Buyers should take into account, though, that rates remain volatile, even at this low level. The reasons for this include:
- Huge continued jumps in unemployment
- School and business closures
- Consistent increases in mortgage and refinance applications
- Reluctance among lenders to buy jumbo mortgages
Applyingfor a mortgage requires persistence and patience, especially in this current climate, because rates jump around, making it important to check lenders’ rates daily or even more than once a day. Working with a mortgage broker might be a good idea, as your broker could spend time comparison shopping because of the variation in rates among lenders.
Interest Rates in 2020 Going Forward for Boston Home Buyers
Although interest rates are currently low, they have, nevertheless, pretty much been on a roller coaster without much predictability. So what lies ahead for Boston home buyers?

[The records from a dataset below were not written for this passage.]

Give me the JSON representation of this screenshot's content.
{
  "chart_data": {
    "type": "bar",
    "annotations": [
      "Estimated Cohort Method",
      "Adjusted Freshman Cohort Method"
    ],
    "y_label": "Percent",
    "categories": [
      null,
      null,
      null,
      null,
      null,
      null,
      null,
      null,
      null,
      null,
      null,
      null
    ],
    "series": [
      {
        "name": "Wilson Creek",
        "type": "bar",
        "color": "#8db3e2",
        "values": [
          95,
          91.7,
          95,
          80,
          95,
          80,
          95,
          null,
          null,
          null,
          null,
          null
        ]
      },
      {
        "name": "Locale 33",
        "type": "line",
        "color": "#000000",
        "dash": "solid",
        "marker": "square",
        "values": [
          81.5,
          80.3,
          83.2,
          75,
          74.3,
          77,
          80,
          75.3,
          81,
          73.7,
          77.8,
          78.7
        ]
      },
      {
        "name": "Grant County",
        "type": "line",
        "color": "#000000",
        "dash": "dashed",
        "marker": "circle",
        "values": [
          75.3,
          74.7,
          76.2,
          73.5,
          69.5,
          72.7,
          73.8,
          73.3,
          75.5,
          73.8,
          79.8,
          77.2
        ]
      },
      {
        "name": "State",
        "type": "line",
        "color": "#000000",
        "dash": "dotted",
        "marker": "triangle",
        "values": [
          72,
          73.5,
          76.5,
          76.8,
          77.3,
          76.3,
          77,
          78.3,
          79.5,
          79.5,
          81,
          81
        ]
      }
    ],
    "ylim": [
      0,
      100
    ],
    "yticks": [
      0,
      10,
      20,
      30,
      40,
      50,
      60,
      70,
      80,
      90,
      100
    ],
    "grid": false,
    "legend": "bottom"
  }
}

We know that at the end of Q1 2020, when rates hit new lows, lenders became overwhelmed, and they responded in a relatively uncommon fashion – by raising mortgage rates for their mortgage products. So the Fed took countermeasures. “In response, the Federal Reserve has employed quantitative easing, or QE, by injecting billions into the Mortgage-Baked Security (MBS) market, to ensure that mortgage rates stay low. The Fed has written a blank check, promising to buy billions in agency MBS, which come from Ginnie Mae, Fannie Mae and Freddie Mac. Experts say this move will help put mortgage rates back into balance, helping to push them into the low 3 percent range during Q2.”
In addition, because the Federal Open Market Committee has implemented policies to “ensure the continuation of economic activity and market liquidity, mortgage rates are likely to reach new lows in the coming weeks and months.” Financial markets are suffering stress and the economic outlook remains uncertain, but market watchers say, we should expect rates on 30-year fixed-rate mortgages to hover around 3% or fall lower throughout the rest of 2020.